I remember my Friday and Saturday nights in Madrid fondly, but my Sundays were spent hungover and fighting with a boy who loved chastising me. Because of the time difference, he would wake up early on Sundays to make sure he was already up by the time I woke up after noon. “You know I don’t like when you get drunk. And I hate the idea of you spending so much time with those Venezuelan dudes,” Chase would tell me over Facetime, his face perfectly framed on my phone.


One day after school, I tried calling him to tell him about the magical creative writing workshop I had just facilitated with the Spanish high school students. He hung up. I tried calling again, but he hung up again. This went on for a few rounds (more than I’m proud to admit). When he finally answered, I told him I missed him and loved him, to which he responded that he had been thinking and decided that he was upset. If I wasn’t going to visit him within the next couple of weeks, he didn’t want to be with me.


Reader, I wish I could tell you that right then and there I told him that he was a controlling piece of shit and that I did not want to be with him. It didn’t happen that way. I bought a roundtrip ticket to Miami to go visit him in a month. The next day, he asked me if I was moving back to Miami when I visited him. I said no, and he broke up with me.


My immediate reaction was to see if I was within the timeframe to return the flight ticket. We apologize, you are outside the window for free 24 hour flight cancellations. I closed my laptop. I did not have the energy to call the airline and come up with an excuse as to why I had to cancel, so I laid in bed, put the covers over my head, and cried myself to sleep.


I went to work late the next day with swollen eyes. Every word that came out of my mouth sounded more like a whimper than a word. I could hear my students whisper to each other asking if they knew what was wrong with me. That day after school, the Spanish teachers invited me to cañas.
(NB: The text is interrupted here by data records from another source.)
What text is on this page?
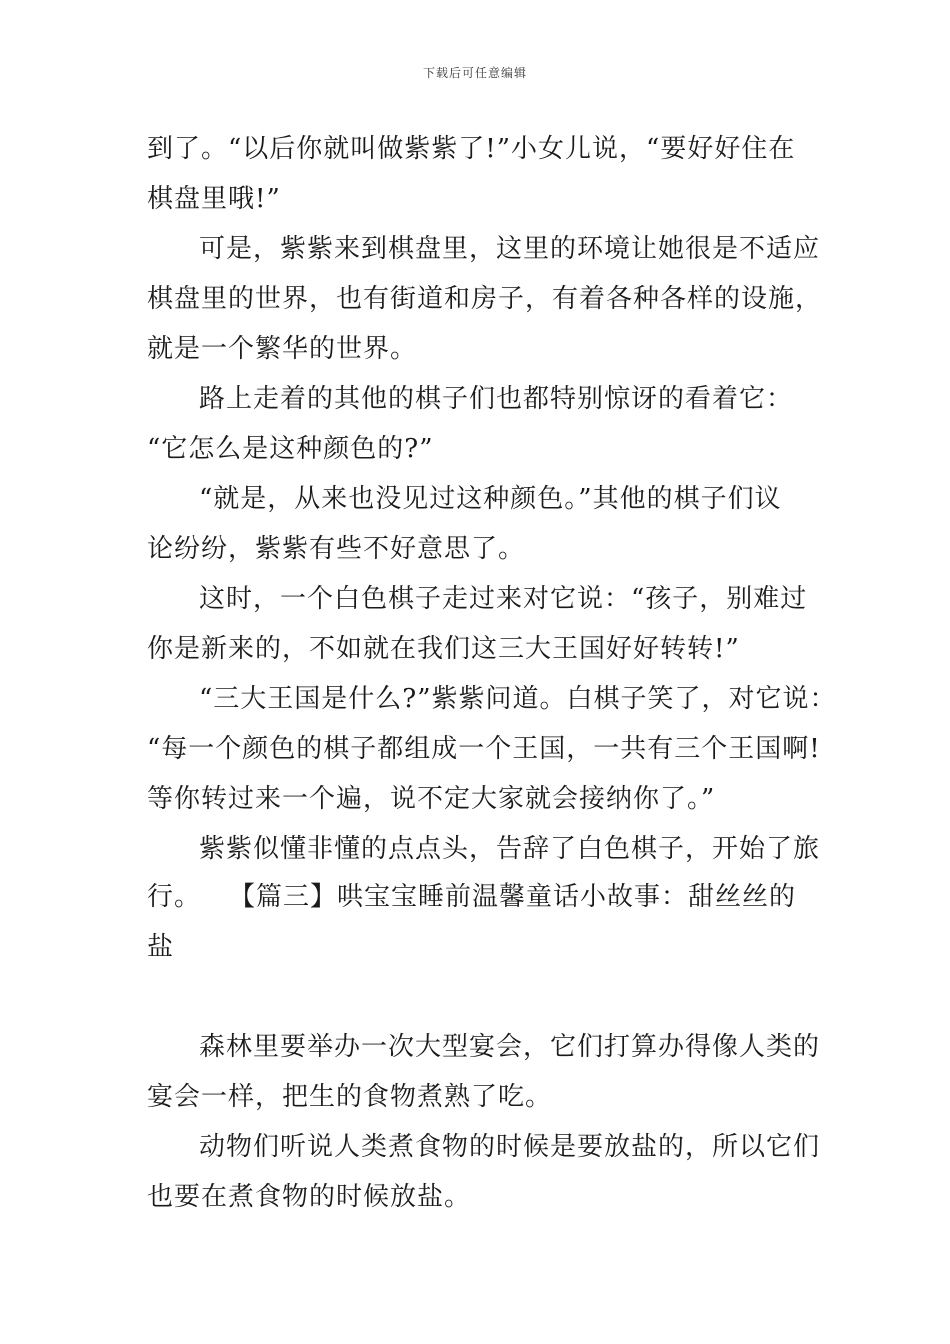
下载后可任意编辑
到了。“以后你就叫做紫紫了!”小女儿说，“要好好住在
棋盘里哦!”
可是，紫紫来到棋盘里，这里的环境让她很是不适应
棋盘里的世界，也有街道和房子，有着各种各样的设施，
就是一个繁华的世界。
路上走着的其他的棋子们也都特别惊讶的看着它：
“它怎么是这种颜色的?”
“就是，从来也没见过这种颜色。”其他的棋子们议
论纷纷，紫紫有些不好意思了。
这时，一个白色棋子走过来对它说：“孩子，别难过
你是新来的，不如就在我们这三大王国好好转转!”
“三大王国是什么?”紫紫问道。白棋子笑了，对它说：
“每一个颜色的棋子都组成一个王国，一共有三个王国啊!
等你转过来一个遍，说不定大家就会接纳你了。”
紫紫似懂非懂的点点头，告辞了白色棋子，开始了旅
行。　　【篇三】哄宝宝睡前温馨童话小故事：甜丝丝的
盐
森林里要举办一次大型宴会，它们打算办得像人类的
宴会一样，把生的食物煮熟了吃。
动物们听说人类煮食物的时候是要放盐的，所以它们
也要在煮食物的时候放盐。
Vaya gilipollas, they said as they took turns hugging me and smoothing my hair.


The next few weeks, I went through the routine that now became all I knew: wake up, go to school, get home, journal, fall asleep. On the weekends, I hung out with my foreigner friends, but I was completely withdrawn. I laughed on command when others did and only spoke when someone asked me a question directly.


“You need to get out of that funk, niña,” one of the Venezuelans observed one day.


“Sorry. I just feel like I’m not here, and I don’t know how to be here, because I feel like I’ve never been here, really. These past eight months my mind has been back in Miami and now I don’t know what the hell I’m doing with my life. It was all so planned out, I was supposed to be here for ten months and then I was moving to New York and now that’s all gone. And I have to leave Madrid when I was never really even here.”


“Why do you have to go back?” contested Meghan. “Stay.”


. . .


Al final me quedo en Madrid, no vuelvo a los EEUU,” I told the teachers with a mischievous smile a little bit over a month after the breakup.


Que bien! Hay que celebrar con unas cañas”, they responded and clapped with joy. In Spain, cañas, or small beers, are used as an excuse to celebrate or console, or for any situation, really.


That same week, I toured a couple of new rooms, ready to get out of my studio. Rooms with windows where Madrid’s neon blue sky spilled into the space, and I could dance across the floor.


I moved into my new room in the summer. I put up the same cutouts from the magazine. A few weeks after I moved in, I met a Spanish boy with a crooked smile and a strong Galician accent named Javi. On our first date, we got cañas and talked through the night until the sun rose.


Life in Madrid was no longer a temporary affair but a real life.